AddressSanitizer:DEADLYSIGNAL
=================================================================
==1==ERROR: AddressSanitizer: SEGV on unknown address 0x7f0d80300002 (pc 0x7f0d80c6e95c bp 0x000000000000 sp 0x7ffd66453220 T0)
==1==The signal is caused by a READ memory access.
    #0 0x7f0d80c6e95c in _mum_hash_aligned /fuzz/src/src/./mum.h:283:9
    #1 0x7f0d80c6e95c in _mum_hash_default /fuzz/src/src/./mum.h:347:12
    #2 0x7f0d80c6e95c in mum_hash /fuzz/src/src/./mum.h:437:9
    #3 0x7f0d80c6e95c in ucl_hash_func /fuzz/src/src/ucl_hash.c:104:9
    #4 0x7f0d80c6c4e7 in kh_resize_ucl_hash_node /fuzz/src/src/ucl_hash.c:116:1
    #5 0x7f0d80c68c5f in kh_put_ucl_hash_node /fuzz/src/src/ucl_hash.c:116:1
    #6 0x7f0d80c67885 in ucl_hash_insert /fuzz/src/src/ucl_hash.c:332:7
    #7 0x7f0d80c7037d in ucl_hash_insert_object /fuzz/src/src/./ucl_internal.h:488:7
    #8 0x7f0d80c7037d in ucl_parser_process_object_element /fuzz/src/src/ucl_parser.c:1272:15
    #9 0x7f0d80c7b264 in ucl_parse_key /fuzz/src/src/ucl_parser.c:1575:7
    #10 0x7f0d80c7b264 in ucl_state_machine /fuzz/src/src/ucl_parser.c:2548:9
    #11 0x7f0d80c7427f in ucl_parser_add_chunk_full /fuzz/src/src/ucl_parser.c:3071:12
    #12 0x55921bf955b4 in main /fuzz/testcase.cpp:30:5
    #13 0x7f0d80703d8f in __libc_start_call_main csu/../sysdeps/nptl/libc_start_call_main.h:58:16
    #14 0x7f0d80703e3f in __libc_start_main csu/../csu/libc-start.c:392:3
    #15 0x55921beba324 in _start (/fuzz/test+0x2c324) (BuildId: e8202fd8774fa5bb11cea0210ce5a96a13d30595)

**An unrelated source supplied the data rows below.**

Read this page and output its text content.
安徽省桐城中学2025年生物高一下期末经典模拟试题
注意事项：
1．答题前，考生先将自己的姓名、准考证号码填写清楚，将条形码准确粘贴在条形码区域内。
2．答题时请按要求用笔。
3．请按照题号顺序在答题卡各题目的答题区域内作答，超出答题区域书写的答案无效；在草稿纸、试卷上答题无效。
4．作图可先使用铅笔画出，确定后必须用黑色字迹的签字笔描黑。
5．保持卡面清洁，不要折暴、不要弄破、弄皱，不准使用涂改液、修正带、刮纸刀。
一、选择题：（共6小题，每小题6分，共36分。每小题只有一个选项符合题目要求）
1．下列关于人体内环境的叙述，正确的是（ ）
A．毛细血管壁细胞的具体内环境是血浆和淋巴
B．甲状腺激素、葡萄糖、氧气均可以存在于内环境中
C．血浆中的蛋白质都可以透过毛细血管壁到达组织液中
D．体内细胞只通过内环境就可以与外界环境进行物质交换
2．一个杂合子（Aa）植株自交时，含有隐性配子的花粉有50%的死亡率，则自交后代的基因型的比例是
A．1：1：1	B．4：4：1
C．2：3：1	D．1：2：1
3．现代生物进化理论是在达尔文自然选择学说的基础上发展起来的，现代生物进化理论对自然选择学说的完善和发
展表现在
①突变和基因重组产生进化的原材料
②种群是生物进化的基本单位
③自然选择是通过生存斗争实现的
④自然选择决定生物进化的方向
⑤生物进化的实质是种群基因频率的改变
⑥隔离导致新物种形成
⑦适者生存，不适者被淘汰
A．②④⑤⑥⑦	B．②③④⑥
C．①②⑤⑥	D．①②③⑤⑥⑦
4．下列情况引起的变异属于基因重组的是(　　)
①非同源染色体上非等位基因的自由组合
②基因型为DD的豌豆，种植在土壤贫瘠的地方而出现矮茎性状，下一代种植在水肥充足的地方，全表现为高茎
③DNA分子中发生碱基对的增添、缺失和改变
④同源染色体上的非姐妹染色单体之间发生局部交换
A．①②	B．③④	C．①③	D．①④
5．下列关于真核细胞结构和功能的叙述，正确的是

AddressSanitizer can not provide additional info.
SUMMARY: AddressSanitizer: SEGV /fuzz/src/src/./mum.h:283:9 in _mum_hash_aligned
==1==ABORTING

Steps to Reproduce

The crash was triaged with the following Dockerfile:

Dockerfile

# Ubuntu 22.04 with some packages pre-installed
FROM hgarrereyn/stitch_repro_base@sha256:3ae94cdb7bf2660f4941dc523fe48cd2555049f6fb7d17577f5efd32a40fdd2c

RUN git clone https://github.com/vstakhov/libucl.git /fuzz/src && \
    cd /fuzz/src && \
    git checkout 31aa36f && \
    git submodule update --init --remote --recursive

ENV LD_LIBRARY_PATH=/fuzz/install/lib
ENV ASAN_OPTIONS=hard_rss_limit_mb=1024:detect_leaks=0

RUN echo '#!/bin/bash\nexec clang-17 -fsanitize=address -O0 "$@"' > /usr/local/bin/clang_wrapper && \
    chmod +x /usr/local/bin/clang_wrapper && \
    echo '#!/bin/bash\nexec clang++-17 -fsanitize=address -O0 "$@"' > /usr/local/bin/clang_wrapper++ && \
    chmod +x /usr/local/bin/clang_wrapper++

RUN apt-get update && \
    DEBIAN_FRONTEND=noninteractive apt-get install -y --no-install-recommends \
    build-essential autoconf automake libtool && rm -rf /var/lib/apt/lists/*

RUN cd /fuzz/src && \
    ./autogen.sh && \
    CC=clang_wrapper CXX=clang_wrapper++ ./configure --prefix=/fuzz/install && \
    make -j$(nproc) && \
    make install

Build Command

clang++-17 -fsanitize=address -g -O0 -o /fuzz/test /fuzz/testcase.cpp -I/fuzz/install/include -L/fuzz/install/lib -lucl -lm && /fuzz/test

Reproduce

1. Copy Dockerfile and testcase.cpp into a local folder.
2. Build the repro image:

docker build . -t repro --platform=linux/amd64

3. Compile and run the testcase in the image:

docker run \
    -it --rm \
    --platform linux/amd64 \
    --mount type=bind,source="$(pwd)/testcase.cpp",target=/fuzz/testcase.cpp \
    repro \
    bash -c "clang++-17 -fsanitize=address -g -O0 -o /fuzz/test /fuzz/testcase.cpp -I/fuzz/install/include -L/fuzz/install/lib -lucl -lm && /fuzz/test"

---

Additional Info

This testcase was discovered by STITCH, an autonomous fuzzing system. All reports are reviewed manually (by a human) before submission.